Apesar da urgência da pauta, ele alerta que, caso o reequilíbrio via reformas se dê de forma muito abrupta, pode haver um retardo no crescimento econômico. "Esse ajuste tipifica uma política fiscal contracionista, derrubando ou dificultando o crescimento. A gente está com conjunto enorme de problemas, e um deles é crescimento", aponta o conselheiro do Corecon.
Novos servidores
Por outro lado, o diretor geral do Instituto de Pesquisa e Estratégia Econômica do Ceará (Ipece), João Mário de França, avalia que a economia tardia com a proposta é algo esperado, tendo em vista que as mudanças se aplicarão apenas aos novos servidores.
"O ideal é que já tivesse alguma economia na primeira etapa. Mas entendo que seja natural esse processo de economia vir em fatos seguintes. Vai acontecer (a redução dos gastos) durante o processo, com uma melhor estrutura das carreiras, salários mais adequados e compatíveis com o que o setor privado remunera pra setores semelhantes".
Medidas
A primeira etapa, que traz linhas gerais, é uma Proposta de Emenda à Constituição (PEC) com a modernização da estrutura do serviço público, criando, por exemplo, novos regimes de contratações e mudanças organizacionais da administração pública.

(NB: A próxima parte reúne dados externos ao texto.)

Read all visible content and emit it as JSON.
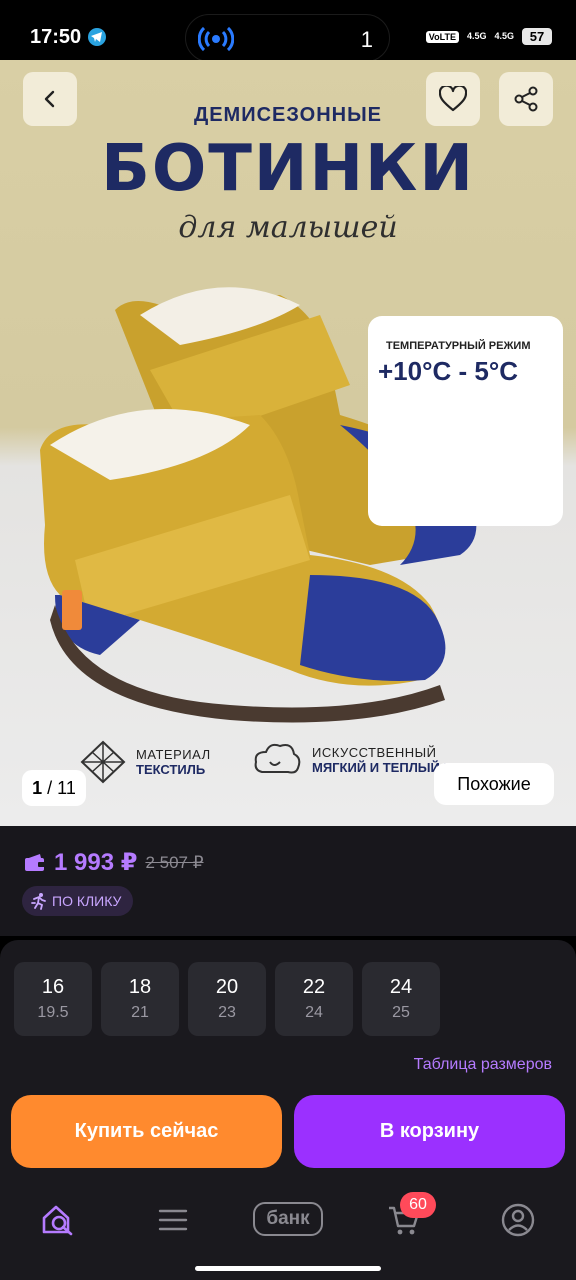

O segundo e terceiro passos incluem mudanças na remuneração inicial de servidores, o tempo de permanência do servidor em cada carreira e as diretrizes para recomposição da força de trabalho. Esses temas, sensíveis no Congresso, são necessários para calcular qual a estimativa de efeito da reforma nas contas públicas.
De acordo com o secretário especial adjunto de Desburocratização do Ministério da Economia, Gleisson Rubin, a Constituição ficaria muito engessada se o Governo incluísse todos os detalhes da PEC na reforma. Por isso, pontos específicos, como lista de cargos e salários, irão como projetos de lei.
Os projetos referentes às próximas etapas só devem ser encaminhados aos parlamentares após o governo avaliar que a PEC (primeira etapa) tenha avançado no Congresso. Técnicos do governo acreditam que a aprovação da reforma, em sua integralidade, demandará debates até 2022.